The much-discussed consolidation of the North American PET resin market became reality in a 19-day period that began in late October.
On Oct. 25, Eastman Chemical Co. confirmed that it was selling its North American PET unit to rival PET maker DAK Americas LLC for $600 million in cash. That acquisition includes more than 1 billion million pounds of PET resin capacity in Columbia, S.C., and gives Charlotte, N.C.-based DAK a North American market share of more than 40 percent.
Then on Nov. 12, Indorama Ventures Public Co. Ltd. snagged the North American PET resin and fiber assets of Invista including plants in Spartanburg, S.C., and Querétaro, Mexico, in a deal worth $420 million. Indorama, of Bangkok, earlier this year opened a 1 billion-pound-capacity plant in Decatur, Ala.
Both Eastman and Invista earlier had announced their intentions to sell their PET businesses, citing declining profits and low growth. The Eastman unit that includes PET had posted operating losses of $57 million in 2008, $66 million in 2009 and $1 million in the first nine months of 2010. Privately held Invista does not provide financial data, but in recent years the firm had closed down major PET plants in Millhaven, Ontario, and Greer, S.C.
Essentially, the move has reduced the number of major PET makers in North America from five to three listing M&G group along with DAK and Indorama as major players. Wellman Inc. and Nan Ya Plastics Corp. occupy smaller positions in the market. Another producer could join the mix early next year if Selenis follows through with plans to convert a specialty resin plant in the Montreal area over to PET production.
PET market consultant John Maddox said the recent consolidations have to be a good thing because of the poor shape the North American PET field has been in recently.
These companies had been struggling to make returns on investments, said Maddox, who is president of SBA-CCI Inc. in Jacksonville, Fla. The industry's been in bad shape. [PET resin makers] are being squeezed by raw material costs and by brand owners.
Consultant Mike Dewsbury, vice president of packaging with Resin Technology Inc. in Fort Worth, Texas, said the deals won't have an immediate impact on the health of the North American PET market.
It's the same health, just with different players, he said. Eastman and DAK both already are highly integrated [in raw materials] and Indorama and Invista aren't integrated, so nothing's going to change there.
Both Dewsbury and Maddox said that DAK might benefit from having lower overhead than a public company like Eastman does. Maddox added that lightweighting of PET bottles using less resin per bottle is a huge component of the market's decreased profitability, but public criticism of carbonated soft drinks and bottled water also have played a role.

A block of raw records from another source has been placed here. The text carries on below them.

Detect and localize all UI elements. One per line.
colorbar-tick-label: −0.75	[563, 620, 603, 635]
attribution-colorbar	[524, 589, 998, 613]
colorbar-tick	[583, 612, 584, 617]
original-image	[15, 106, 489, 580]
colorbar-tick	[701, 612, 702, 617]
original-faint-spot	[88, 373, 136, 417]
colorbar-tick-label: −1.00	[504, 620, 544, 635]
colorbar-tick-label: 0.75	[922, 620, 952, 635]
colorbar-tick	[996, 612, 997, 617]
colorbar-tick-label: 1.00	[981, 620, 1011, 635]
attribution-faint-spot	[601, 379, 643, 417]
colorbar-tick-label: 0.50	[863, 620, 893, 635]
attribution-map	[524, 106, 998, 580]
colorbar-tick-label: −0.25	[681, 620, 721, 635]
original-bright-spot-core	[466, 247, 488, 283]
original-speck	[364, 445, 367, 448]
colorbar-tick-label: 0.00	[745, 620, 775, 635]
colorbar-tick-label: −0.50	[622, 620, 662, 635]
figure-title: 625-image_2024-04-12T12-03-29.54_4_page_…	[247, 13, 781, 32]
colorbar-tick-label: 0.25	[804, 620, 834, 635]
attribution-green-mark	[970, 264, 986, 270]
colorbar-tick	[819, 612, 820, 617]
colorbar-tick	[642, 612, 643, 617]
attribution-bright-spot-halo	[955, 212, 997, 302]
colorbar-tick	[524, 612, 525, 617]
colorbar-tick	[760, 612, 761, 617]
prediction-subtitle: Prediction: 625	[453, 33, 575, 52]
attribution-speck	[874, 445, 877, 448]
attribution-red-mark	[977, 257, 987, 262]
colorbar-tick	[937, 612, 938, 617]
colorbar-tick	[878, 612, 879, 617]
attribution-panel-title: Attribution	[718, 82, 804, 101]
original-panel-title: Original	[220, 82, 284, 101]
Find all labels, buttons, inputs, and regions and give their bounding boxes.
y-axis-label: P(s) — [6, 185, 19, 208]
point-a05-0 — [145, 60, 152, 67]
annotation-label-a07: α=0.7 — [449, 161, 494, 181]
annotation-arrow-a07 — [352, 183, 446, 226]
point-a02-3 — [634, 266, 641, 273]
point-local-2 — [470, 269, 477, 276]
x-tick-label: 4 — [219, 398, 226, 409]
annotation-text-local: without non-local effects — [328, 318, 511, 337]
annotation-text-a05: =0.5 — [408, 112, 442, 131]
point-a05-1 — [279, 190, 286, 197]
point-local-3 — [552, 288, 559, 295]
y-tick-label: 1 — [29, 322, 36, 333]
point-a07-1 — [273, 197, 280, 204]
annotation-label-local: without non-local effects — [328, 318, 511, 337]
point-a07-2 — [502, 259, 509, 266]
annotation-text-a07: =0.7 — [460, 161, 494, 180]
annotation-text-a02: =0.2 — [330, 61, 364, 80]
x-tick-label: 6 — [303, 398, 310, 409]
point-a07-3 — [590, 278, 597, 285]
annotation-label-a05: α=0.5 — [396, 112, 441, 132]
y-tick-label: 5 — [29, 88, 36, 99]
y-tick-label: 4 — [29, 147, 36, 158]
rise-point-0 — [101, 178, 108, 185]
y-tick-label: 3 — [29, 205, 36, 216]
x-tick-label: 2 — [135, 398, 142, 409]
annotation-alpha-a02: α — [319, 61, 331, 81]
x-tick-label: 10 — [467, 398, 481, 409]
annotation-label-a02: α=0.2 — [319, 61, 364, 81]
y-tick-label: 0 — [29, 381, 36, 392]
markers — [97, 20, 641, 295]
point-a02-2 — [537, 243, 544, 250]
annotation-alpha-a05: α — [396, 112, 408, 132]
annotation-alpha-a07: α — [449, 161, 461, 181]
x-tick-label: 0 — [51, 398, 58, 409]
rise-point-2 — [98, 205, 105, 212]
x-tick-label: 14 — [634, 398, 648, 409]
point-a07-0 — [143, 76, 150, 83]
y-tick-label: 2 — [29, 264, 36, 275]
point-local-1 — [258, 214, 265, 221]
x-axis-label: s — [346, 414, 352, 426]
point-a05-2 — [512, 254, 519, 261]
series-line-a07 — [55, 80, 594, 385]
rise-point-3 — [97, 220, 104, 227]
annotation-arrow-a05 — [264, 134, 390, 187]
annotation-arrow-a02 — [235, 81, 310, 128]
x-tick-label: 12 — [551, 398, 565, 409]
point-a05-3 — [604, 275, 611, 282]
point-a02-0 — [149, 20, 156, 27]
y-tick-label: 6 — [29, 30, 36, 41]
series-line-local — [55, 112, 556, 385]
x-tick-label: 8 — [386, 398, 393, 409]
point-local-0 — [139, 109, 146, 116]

The naysayers of plastic packaging and of carbonated soft drinks have done a good job, he said.
Neither consultant expects DAK or Indorama to shut down any of their recently acquired PET capacity right away, especially since the prices paid were a bit more than expected.
DAK and Indorama paid a premium for [Eastman and Invista], so I'd be hard pressed to say they'll shut down capacity and keep it down, Dewsbury said. They're not going to decimate what they just purchased.
From a PET buyer's perspective, however, consolidation usually isn't a good thing, since it reduces the number of players, which can result in more competitive pricing, both consultants said.
If you're a buyer, you want as many crazy people in the market as possible, Maddox joked.